Грудь сжало словно обручем. Голоса и смех из комнаты, где все пили кофе, улетали прямо в космос, оставляя меня одну, словно меня переехали колеса в резком свете фар посреди дороги. Я приготовилась умереть. Меня подташнивало, прошибал холодный пот. Волосатые лапы пауков тянулись к моему телу. И я сдалась. Лужица на полу подо мной. Ботинки намокли, стали горячими. Между ног потекла струйка, она все стекала по ногам и не кончалась. Резкий запах ударил в нос, когда я закрыла глаза, все закружилось быстрее и быстрее, и я покачнулась. Тело удержало равновесие, но душа улеглась в лужу собственной мочи, да там и осталась.

И в эту минуту в дальнем углу зашевелилась тень. И, хотя она тут же ускользнула, я знала, что это она.

– Овчарка!

Она пришла. Ее появление снова пробудило меня к жизни, я побежала через весь цех, мои шаги эхом отдавались от стен, я с силой распахнула металлическую дверь, которая вела на свободу, и почувствовала, как солнечный свет принимает меня в свои объятия. Дверь типографии захлопнулась, создав непроницаемую стену между мной и страхом.

Колени мои подогнулись, я опустилась на землю. Грудь по-прежнему сжимало, в пальцах кололо, губы онемели, я лежала на камнях, прижав голову к коленям, и дрожала всем телом. В голове бушевало бурное море. И все же – страшное животное Овчарка не тронуло меня.

Всю дорогу до дома я сидела в холодных мокрых трусиках и надеялась, что папа и соседский Юхан не почувствуют, как от меня воняет. По краям дороги кое-где зеленела трава, воздух казался мягким. Тем не менее, меня бил озноб.

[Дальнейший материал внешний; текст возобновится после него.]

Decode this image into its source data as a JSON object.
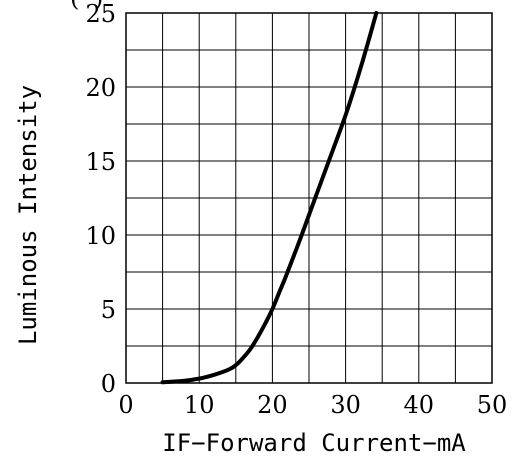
{
  "chart_data": {
    "type": "line",
    "title": "",
    "xlabel": "IF−Forward  Current−mA",
    "ylabel": "Luminous  Intensity",
    "partial_top_label": "(",
    "partial_top_label_right": ")",
    "xlim": [
      0,
      50
    ],
    "ylim": [
      0,
      25
    ],
    "x_ticks": [
      0,
      10,
      20,
      30,
      40,
      50
    ],
    "y_ticks": [
      0,
      5,
      10,
      15,
      20,
      25
    ],
    "x_tick_labels": [
      "0",
      "10",
      "20",
      "30",
      "40",
      "50"
    ],
    "y_tick_labels": [
      "0",
      "5",
      "10",
      "15",
      "20",
      "25"
    ],
    "grid": true,
    "grid_x_step": 5,
    "grid_y_step": 2.5,
    "line_color": "#000000",
    "series": [
      {
        "x": [
          5,
          8,
          10,
          12,
          14,
          15,
          16,
          17,
          18,
          19,
          20,
          21,
          22,
          24,
          26,
          28,
          30,
          32,
          34.2
        ],
        "y": [
          0.05,
          0.15,
          0.3,
          0.55,
          0.9,
          1.2,
          1.7,
          2.3,
          3.1,
          4.0,
          5.0,
          6.2,
          7.4,
          10.0,
          12.7,
          15.4,
          18.1,
          21.2,
          25.0
        ]
      }
    ]
  }
}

Я думала о дурдоме в Норрфлю и об огромном волкодаве, проглатывавшем полиомиелит, пауков, предательство и тьму у меня в животе. Узловатые руки деревьев тянулись через канавы, отбрасывая длинные тени. Воспоминания о пауках то и дело подступали близко. Соседский Юхан выковыривал грязь из-под ногтей и вертел в руках свою фуражку. Когда он, откинувшись назад, взъерошил рукой мне волосы, я задрожала. Попыталась улыбнуться, обнажив зубы. Пугливая и паникующая, как курица. Папа расскажет маме? Задержав дыхание, я мечтала о том, как поселюсь в расщелине между камней в самой чаще леса. Ни души, только я, ставшая глазами леса. Мое лицо обращено к небу, капли дождевой воды падают мне в рот. Карельская медвежья собака, знающая меня по имени. В животе у меня корешки, которые я выкопала из-под земли и мха. Когда погода переменится, так что февральские ветра начнут завывать в голых ветвях, так что лес, кажется, вот-вот перевернется вверх тормашками, я легла бы в тепло Овчарки, вплотную к семисотлетней сосне, самой старой во всей Швеции. Никаких «будь веселой», «будь спокойной», «будь послушной». Ни живой души в пределах видимости. Лицо у меня будет блестеть от дождя, а сосны защищать меня, пока ветер не уляжется.

Приложив руки к вискам, я поплакала, пока никто не видел. Потом привела в порядок лицо, так что все следы исчезли.

Сколько унижений. Отчасти и по маминой вине. За неделю до того, как мне должно было исполниться тринадцать, я проснулась от боли в животе – словно кто-то расстелил у пупка тряпку, а потом стал со всей силы скручивать ее. Посреди лестницы на первый этаж я почувствовала, как что-то течет по ногам. Неужели я снова описалась? Писать вроде бы особо не хотелось. Тем не менее, я выбежала наружу и забилась в туалет. Капля скатилась по ногам, хотя я вся сжалась. Задыхаясь, я накинула крючок. Когда струя ударила в кучу дерьма подо мной, я увидела у себя в трусиках темно-красные комочки.

Кровь.

Никакой Овчарки. Мой первый порыв был позвать маму. Второй – убежать в лес. Но я не сделала ни того, ни другого. Сидела, как пришитая, на деревянном сидении в туалете, уставившись на кровавые комочки. Руки дрожали. Меня тошнило. Что, я умираю? Мама должна узнать. Меня прошиб пот, я сглотнула и последовала ее инструкциям.

Глубоко вдохни через нос и выдохни через рот.

Забив трусики бумагой, я сжала ноги, чтобы удержать ее на месте. В ушах шумело, когда я пошла искать маму.